The with(_:) copy-mutator keeps the family-tuned baseline and edits a single knob:

let result = try await model.generate(
prompt: "Once upon a time",
parameters: model.defaultGenerationParameters.with { $0.maxTokens = 64 }
)

This is the recommended call shape — you don’t lose the family-tuned sampling values just because you wanted a shorter generation.

let params = GenerationParameters(
maxTokens: 1024,
temperature: 0.0, // greedy
topP: 1.0,
repetitionPenalty: 1.05
)
let result = try await model.generate(prompt: "...", parameters: params)

Any field you don’t pass picks the GenerationParameters.init default, not the family default.

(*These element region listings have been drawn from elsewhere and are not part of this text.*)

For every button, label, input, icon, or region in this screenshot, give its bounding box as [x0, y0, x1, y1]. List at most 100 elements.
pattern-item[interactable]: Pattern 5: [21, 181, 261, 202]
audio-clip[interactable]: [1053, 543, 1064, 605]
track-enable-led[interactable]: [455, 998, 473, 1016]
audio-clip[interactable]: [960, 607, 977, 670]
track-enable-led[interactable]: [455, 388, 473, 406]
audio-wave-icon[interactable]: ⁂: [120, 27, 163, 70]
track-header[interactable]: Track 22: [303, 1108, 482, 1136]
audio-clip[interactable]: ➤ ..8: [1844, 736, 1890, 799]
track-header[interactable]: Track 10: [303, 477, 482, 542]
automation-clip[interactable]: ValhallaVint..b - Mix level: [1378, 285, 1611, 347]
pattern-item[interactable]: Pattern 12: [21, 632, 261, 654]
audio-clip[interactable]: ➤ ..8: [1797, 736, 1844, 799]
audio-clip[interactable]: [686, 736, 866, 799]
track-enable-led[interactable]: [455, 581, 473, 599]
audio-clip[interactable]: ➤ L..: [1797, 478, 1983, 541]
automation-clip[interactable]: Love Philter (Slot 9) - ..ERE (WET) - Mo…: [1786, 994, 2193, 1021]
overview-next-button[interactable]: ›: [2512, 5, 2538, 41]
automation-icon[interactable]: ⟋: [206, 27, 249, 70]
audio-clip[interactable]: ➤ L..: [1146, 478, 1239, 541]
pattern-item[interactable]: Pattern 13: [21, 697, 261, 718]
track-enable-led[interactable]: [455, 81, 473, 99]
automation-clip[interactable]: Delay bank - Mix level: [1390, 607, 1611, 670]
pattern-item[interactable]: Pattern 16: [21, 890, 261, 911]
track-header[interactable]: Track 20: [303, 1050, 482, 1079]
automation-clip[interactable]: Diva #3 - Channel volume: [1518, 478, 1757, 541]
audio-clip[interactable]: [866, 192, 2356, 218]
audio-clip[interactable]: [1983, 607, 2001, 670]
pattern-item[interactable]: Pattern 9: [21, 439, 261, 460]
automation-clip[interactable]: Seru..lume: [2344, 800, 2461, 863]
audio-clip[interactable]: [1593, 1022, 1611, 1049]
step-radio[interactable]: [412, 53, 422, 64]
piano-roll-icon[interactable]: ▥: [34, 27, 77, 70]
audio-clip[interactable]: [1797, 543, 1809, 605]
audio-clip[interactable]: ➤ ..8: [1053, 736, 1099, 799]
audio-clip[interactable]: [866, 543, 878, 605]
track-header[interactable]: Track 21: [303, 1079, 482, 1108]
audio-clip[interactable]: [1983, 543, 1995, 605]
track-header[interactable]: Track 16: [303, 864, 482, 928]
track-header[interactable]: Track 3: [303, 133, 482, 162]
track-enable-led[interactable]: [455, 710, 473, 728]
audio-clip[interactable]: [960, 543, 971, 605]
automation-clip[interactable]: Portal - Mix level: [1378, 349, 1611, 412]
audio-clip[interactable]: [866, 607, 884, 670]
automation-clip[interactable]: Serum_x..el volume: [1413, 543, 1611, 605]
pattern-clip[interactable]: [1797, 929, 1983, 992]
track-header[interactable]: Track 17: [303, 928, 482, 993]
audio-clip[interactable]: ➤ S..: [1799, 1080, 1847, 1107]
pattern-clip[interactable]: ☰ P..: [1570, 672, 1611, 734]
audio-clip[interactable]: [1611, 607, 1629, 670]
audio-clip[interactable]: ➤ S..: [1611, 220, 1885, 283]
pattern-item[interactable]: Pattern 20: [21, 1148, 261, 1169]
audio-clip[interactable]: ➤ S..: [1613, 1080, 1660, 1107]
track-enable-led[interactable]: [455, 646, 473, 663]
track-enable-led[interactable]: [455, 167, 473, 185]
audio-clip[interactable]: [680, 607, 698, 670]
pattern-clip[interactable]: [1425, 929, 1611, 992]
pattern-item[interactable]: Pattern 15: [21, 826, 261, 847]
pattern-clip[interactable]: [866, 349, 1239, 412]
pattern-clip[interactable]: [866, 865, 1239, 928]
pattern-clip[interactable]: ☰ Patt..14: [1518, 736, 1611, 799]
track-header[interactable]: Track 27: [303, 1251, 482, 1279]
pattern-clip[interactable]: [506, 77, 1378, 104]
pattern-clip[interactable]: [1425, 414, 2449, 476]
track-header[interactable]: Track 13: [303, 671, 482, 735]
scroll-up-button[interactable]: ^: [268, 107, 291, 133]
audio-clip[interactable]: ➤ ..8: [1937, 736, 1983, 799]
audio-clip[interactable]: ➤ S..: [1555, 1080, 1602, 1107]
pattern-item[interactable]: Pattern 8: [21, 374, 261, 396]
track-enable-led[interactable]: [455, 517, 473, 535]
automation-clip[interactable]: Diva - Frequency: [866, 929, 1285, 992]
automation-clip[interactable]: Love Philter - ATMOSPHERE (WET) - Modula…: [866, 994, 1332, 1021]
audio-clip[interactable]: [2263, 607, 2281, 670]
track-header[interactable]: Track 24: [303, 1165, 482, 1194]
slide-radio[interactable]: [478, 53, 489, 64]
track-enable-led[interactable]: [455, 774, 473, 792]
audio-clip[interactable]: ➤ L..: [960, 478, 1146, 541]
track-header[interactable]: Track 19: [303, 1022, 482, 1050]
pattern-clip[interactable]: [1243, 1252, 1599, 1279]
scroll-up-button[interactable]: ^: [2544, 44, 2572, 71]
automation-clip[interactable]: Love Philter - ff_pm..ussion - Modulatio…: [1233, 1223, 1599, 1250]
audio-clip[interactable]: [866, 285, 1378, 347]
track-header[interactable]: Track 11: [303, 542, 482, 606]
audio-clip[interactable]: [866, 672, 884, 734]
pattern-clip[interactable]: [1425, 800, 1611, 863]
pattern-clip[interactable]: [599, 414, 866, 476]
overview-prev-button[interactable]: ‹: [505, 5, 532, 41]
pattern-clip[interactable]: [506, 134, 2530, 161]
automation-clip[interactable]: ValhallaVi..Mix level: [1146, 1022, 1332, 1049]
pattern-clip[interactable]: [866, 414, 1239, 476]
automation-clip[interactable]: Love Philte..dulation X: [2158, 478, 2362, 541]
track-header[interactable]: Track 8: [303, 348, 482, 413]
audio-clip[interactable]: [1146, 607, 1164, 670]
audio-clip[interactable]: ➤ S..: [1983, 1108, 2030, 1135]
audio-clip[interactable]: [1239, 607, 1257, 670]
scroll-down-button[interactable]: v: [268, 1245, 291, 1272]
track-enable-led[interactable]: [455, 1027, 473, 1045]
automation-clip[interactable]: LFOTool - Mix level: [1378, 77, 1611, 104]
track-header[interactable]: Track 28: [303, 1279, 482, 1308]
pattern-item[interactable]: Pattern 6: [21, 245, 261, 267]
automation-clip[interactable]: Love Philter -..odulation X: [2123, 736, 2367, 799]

Use with(_:) (#2) when you want the family-tuned baseline.

Each CLI flag overrides only its corresponding GenerationParameters field; every other knob still picks up the family default. Omit all sampling flags to use the family value:

Terminal window
# Family defaults — Qwen 3 ships temperature=0.6 / top-p=0.95 / top-k=20.
# Routes through the CPU sample path (non-greedy):
ffai --model mlx-community/Qwen3-1.7B-4bit --prompt "Hello"
# Greedy fast path (GPU argmax, 4-byte readback per token, no sampling):
ffai --model mlx-community/Qwen3-1.7B-4bit --prompt "Hello" \
--temperature 0 --max-tokens 64
# Seeded non-greedy — reproducible run-to-run:
ffai --model mlx-community/Qwen3-1.7B-4bit --prompt "Hello" \
--temperature 0.7 --top-p 0.9 --seed 42 --max-tokens 64
# Full sampling pipeline:
ffai --model mlx-community/Qwen3-1.7B-4bit --prompt "Hello" \
--temperature 0.8 --top-k 40 --top-p 0.95 --min-p 0.05 \
--repetition-penalty 1.05 --seed 12345

Available flags: --temperature, --top-k, --top-p, --min-p, --repetition-penalty, --seed. Plus --max-tokens.